🤖 AI Summary
This study addresses the lack of a unified evaluation benchmark for speech large language models (LLMs) in emotional recognition and the neglect of emotion’s inherent subjectivity and ambiguity in conventional approaches. To this end, the authors construct VoxEmo, a large-scale benchmark spanning 15 languages and 35 corpora, and introduce a distribution-aware soft-labeling protocol alongside multi-level prompting templates to enable diverse evaluations—from categorical classification to paralinguistic reasoning. By integrating generative interfaces, multi-complexity prompt designs, and prompt ensembling strategies, experiments demonstrate that while zero-shot speech LLMs underperform supervised models in hard-label accuracy, their predicted emotion distributions align more closely with human subjective judgments, effectively capturing the uncertainty intrinsic to emotional expression.
📝 Abstract
Speech Large Language Models (LLMs) show great promise for speech emotion recognition (SER) via generative interfaces.
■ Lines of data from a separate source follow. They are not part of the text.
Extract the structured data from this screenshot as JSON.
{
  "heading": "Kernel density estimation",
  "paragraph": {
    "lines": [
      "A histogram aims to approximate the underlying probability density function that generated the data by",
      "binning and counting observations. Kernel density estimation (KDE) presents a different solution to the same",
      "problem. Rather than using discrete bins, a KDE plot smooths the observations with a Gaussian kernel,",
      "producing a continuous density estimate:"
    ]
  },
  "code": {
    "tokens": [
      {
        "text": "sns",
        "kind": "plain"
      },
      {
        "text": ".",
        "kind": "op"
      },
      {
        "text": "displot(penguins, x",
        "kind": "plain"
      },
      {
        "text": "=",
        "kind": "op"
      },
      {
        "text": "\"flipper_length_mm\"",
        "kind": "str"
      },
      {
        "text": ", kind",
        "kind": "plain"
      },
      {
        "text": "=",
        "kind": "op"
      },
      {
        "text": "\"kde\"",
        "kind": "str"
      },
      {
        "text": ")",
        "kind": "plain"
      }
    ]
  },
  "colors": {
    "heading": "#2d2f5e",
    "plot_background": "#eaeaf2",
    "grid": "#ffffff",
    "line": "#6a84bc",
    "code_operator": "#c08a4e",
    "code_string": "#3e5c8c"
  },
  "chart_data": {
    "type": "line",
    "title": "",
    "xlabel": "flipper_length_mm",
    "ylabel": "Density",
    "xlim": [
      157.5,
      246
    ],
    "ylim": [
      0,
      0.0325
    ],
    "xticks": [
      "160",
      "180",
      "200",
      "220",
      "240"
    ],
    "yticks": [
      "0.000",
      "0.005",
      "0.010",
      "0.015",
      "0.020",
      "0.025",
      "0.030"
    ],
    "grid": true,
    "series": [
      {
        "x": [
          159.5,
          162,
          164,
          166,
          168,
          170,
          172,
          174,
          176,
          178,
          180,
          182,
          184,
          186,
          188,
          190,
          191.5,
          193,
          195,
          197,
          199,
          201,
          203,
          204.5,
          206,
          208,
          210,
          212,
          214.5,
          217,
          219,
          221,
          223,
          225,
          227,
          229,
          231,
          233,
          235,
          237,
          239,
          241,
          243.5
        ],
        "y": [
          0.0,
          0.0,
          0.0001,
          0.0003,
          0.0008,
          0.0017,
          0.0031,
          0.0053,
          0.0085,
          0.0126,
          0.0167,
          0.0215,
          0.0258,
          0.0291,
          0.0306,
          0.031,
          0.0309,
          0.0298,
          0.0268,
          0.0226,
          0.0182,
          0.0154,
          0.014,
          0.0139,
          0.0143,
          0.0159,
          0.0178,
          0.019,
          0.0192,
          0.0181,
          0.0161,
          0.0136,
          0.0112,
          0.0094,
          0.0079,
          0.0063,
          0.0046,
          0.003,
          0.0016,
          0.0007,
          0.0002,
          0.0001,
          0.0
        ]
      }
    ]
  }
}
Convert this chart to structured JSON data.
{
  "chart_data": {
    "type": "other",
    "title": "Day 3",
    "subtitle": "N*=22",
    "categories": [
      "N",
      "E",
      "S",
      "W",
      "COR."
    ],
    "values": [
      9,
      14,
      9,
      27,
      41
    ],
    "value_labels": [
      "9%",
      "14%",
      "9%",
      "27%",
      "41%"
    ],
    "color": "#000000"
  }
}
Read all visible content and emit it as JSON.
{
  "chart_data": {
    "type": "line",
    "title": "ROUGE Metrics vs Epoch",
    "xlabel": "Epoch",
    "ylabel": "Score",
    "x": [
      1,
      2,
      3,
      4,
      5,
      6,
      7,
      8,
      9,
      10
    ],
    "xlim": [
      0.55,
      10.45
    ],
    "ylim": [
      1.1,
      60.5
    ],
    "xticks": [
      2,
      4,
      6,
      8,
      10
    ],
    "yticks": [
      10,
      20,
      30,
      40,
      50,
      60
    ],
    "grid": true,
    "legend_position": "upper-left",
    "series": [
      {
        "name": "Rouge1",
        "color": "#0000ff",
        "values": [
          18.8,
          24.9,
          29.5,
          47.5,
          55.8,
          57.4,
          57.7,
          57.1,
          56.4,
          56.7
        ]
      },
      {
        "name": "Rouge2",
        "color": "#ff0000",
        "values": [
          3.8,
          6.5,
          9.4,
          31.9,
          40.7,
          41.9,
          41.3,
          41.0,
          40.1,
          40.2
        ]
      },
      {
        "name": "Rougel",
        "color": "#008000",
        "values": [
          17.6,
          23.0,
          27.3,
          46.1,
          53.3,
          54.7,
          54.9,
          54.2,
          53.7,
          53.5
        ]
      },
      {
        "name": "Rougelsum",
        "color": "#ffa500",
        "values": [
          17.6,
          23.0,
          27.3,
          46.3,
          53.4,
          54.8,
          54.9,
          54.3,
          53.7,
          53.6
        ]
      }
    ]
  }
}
However, shifting from closed-set classification to open text generation introduces zero-shot stochasticity, making evaluation highly sensitive to prompts. Additionally, conventional speech LLMs benchmarks overlook the inherent ambiguity of human emotion. Hence, we present VoxEmo, a comprehensive SER benchmark encompassing 35 emotion corpora across 15 languages for Speech LLMs. VoxEmo provides a standardized toolkit featuring varying prompt complexities, from direct classification to paralinguistic reasoning. To reflect real-world perception/application, we introduce a distribution-aware soft-label protocol and a prompt-ensemble strategy that emulates annotator disagreement. Experiments reveal that while zero-shot speech LLMs trail supervised baselines in hard-label accuracy, they uniquely align with human subjective distributions.